Dashboard Provisioning#
In Kubernetes, provision dashboards via ConfigMaps. Grafana’s sidecar container watches for ConfigMaps with a specific label and loads their contents as dashboards.
apiVersion: v1
kind: ConfigMap
metadata:
name: app-dashboard
namespace: monitoring
labels:
grafana_dashboard: "1" # label the sidecar watches for
data:
app-dashboard.json: |
{
"dashboard": {
"title": "Application Overview",
"panels": [ ... ],
"templating": { ... }
}
}With kube-prometheus-stack, the sidecar label is configured via grafana.sidecar.dashboards.label in Helm values (default: grafana_dashboard).
For file-based provisioning outside Kubernetes:
# grafana/provisioning/dashboards/default.yml
apiVersion: 1
providers:
- name: default
orgId: 1
folder: "Infrastructure"
type: file
options:
path: /var/lib/grafana/dashboards
foldersFromFilesStructure: trueGrafana as Code#
Grafonnet is a Jsonnet library for generating dashboards programmatically:
local grafana = import 'github.com/grafana/grafonnet/gen/grafonnet-latest/main.libsonnet';
grafana.dashboard.new('Service Overview')
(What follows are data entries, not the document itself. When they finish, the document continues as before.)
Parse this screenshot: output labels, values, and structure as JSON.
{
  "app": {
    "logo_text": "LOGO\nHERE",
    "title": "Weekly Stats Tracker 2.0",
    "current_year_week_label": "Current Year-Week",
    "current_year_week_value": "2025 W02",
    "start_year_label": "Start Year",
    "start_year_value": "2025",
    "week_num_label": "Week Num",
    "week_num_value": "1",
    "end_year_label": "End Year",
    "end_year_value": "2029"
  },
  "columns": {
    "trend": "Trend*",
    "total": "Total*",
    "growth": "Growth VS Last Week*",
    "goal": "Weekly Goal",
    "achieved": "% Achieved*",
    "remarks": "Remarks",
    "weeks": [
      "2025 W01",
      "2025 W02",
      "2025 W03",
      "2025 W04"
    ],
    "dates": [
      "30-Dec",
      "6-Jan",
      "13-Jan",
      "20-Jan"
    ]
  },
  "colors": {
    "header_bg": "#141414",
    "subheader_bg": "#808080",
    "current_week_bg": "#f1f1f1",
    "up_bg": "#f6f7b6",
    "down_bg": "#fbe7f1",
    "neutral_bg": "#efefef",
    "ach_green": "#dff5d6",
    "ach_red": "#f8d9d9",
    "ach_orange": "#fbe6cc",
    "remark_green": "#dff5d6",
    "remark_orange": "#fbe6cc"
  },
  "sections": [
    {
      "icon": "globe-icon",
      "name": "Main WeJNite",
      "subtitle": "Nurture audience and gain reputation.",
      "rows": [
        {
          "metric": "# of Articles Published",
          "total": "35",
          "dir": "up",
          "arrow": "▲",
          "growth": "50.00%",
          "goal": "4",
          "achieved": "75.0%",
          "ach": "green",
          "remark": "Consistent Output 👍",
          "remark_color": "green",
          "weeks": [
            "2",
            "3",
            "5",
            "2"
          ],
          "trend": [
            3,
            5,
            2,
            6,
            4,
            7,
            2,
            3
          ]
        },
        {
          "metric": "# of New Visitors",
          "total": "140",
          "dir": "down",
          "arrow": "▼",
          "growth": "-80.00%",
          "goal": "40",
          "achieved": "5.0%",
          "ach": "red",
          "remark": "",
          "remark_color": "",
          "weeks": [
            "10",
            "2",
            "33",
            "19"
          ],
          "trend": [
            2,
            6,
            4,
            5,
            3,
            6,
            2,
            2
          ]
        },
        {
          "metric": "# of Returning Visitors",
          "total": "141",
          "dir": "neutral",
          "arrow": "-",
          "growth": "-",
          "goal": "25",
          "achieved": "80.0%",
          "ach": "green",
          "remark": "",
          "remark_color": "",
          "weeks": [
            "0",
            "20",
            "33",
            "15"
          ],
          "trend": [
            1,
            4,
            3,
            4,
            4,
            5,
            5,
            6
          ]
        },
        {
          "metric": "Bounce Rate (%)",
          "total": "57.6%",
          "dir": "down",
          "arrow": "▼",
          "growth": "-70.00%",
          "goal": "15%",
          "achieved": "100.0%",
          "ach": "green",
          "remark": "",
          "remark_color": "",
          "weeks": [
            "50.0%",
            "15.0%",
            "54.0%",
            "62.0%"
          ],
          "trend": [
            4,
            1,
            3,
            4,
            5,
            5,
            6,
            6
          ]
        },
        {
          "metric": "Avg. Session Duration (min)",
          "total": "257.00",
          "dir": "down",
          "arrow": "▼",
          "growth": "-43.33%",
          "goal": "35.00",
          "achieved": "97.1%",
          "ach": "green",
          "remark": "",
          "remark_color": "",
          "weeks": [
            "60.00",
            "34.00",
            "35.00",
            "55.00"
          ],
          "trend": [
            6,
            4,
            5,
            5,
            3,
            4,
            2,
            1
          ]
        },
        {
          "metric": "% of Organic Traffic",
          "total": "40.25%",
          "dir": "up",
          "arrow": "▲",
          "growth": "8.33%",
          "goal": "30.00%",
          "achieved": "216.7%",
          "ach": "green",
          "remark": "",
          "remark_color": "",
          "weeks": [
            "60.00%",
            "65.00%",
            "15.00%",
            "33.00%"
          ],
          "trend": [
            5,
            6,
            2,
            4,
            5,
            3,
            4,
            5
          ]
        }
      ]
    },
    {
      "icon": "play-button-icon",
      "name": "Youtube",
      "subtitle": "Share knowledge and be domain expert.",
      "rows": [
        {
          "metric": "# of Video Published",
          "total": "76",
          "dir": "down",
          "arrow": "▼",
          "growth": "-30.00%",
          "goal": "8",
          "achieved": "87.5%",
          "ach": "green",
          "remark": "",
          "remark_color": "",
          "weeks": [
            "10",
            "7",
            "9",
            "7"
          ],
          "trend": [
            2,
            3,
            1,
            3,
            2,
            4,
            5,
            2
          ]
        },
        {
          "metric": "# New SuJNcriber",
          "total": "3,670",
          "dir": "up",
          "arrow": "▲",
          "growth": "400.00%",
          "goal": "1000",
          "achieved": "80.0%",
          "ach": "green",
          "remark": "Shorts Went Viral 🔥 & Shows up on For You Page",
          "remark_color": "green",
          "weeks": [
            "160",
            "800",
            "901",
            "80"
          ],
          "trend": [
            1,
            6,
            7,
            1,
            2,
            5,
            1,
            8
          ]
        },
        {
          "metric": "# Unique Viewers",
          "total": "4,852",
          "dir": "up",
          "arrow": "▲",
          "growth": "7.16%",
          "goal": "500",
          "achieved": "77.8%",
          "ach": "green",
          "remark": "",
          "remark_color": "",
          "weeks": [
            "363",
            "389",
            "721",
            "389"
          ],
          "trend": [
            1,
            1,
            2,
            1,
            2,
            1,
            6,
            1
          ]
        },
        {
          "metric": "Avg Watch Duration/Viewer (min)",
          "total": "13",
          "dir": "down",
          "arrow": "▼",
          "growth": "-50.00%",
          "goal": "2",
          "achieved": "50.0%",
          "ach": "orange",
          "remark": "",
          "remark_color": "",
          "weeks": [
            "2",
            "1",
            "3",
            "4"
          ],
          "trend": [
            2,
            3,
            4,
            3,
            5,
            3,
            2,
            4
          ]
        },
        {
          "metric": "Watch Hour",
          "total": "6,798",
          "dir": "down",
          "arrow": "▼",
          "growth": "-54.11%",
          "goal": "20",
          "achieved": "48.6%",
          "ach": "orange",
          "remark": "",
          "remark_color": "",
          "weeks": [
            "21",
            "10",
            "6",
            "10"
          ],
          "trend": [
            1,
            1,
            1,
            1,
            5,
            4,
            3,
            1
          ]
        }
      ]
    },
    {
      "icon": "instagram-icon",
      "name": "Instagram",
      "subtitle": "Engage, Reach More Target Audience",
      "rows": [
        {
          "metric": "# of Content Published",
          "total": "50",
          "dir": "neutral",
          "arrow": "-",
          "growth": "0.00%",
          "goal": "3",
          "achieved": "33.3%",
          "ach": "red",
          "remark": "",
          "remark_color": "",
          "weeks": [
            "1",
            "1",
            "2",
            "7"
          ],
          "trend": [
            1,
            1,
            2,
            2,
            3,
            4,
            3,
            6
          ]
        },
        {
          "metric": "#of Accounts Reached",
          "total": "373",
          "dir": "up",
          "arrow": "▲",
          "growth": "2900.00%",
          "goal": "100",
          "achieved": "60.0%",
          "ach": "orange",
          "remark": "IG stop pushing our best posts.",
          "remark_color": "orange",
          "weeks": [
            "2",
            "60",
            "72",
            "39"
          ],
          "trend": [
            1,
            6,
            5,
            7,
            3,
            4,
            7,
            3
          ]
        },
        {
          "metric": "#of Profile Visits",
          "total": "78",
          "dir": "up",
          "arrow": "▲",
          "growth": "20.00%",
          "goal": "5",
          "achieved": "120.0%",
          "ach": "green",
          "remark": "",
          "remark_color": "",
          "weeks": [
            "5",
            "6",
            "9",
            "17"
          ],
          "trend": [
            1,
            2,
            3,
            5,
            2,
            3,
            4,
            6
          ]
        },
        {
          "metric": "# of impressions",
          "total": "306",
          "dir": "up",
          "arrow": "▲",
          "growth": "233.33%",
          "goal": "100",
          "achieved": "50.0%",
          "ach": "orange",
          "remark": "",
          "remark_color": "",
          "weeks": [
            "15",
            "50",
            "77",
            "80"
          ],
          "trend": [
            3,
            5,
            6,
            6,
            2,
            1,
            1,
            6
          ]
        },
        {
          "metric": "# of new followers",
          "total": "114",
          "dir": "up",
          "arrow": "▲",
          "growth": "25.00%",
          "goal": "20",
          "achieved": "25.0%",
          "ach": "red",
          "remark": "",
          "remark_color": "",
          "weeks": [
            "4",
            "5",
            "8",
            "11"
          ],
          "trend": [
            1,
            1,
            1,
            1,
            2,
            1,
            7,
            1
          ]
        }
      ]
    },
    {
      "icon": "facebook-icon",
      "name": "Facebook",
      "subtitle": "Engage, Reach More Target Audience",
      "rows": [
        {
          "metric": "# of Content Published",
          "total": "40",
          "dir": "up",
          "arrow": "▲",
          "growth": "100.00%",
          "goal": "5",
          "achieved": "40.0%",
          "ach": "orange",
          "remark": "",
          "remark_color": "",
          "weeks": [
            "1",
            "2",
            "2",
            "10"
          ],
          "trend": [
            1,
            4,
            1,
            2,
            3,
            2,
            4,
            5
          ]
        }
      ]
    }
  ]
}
+ grafana.dashboard.withPanels([
grafana.panel.timeSeries.new('Request Rate')
+ grafana.panel.timeSeries.queryOptions.withTargets([
grafana.query.prometheus.new('Prometheus',
'sum by (handler) (rate(http_requests_total{namespace="$namespace"}[5m]))')
])
+ grafana.panel.timeSeries.standardOptions.withUnit('reqps'),
])Build with jsonnet -J vendor service-dashboard.jsonnet > service-dashboard.json.
Terraform provider manages Grafana resources as infrastructure:
resource "grafana_dashboard" "app" {
config_json = file("dashboards/app.json")
folder = grafana_folder.monitoring.id
}Community Dashboards#
Import proven dashboards by ID rather than building from scratch: Node Exporter Full (1860), Kubernetes Cluster (7249), Kubernetes Pods (6879), CoreDNS (5926), NGINX Ingress (9614). Import via grafana.com/grafana/dashboards/{ID} and customize thresholds to match your environment.
Grafana Alerting vs Alertmanager#
Grafana 9+ has a built-in alerting engine that evaluates rules against any data source. Use Grafana alerting for Loki log queries or multi-datasource conditions. Use Alertmanager for purely Prometheus-based alerts with gossip HA deduplication. Running both is common: Prometheus rules go through Alertmanager, Loki-based alerts go through Grafana alerting. Avoid duplicating the same alert in both.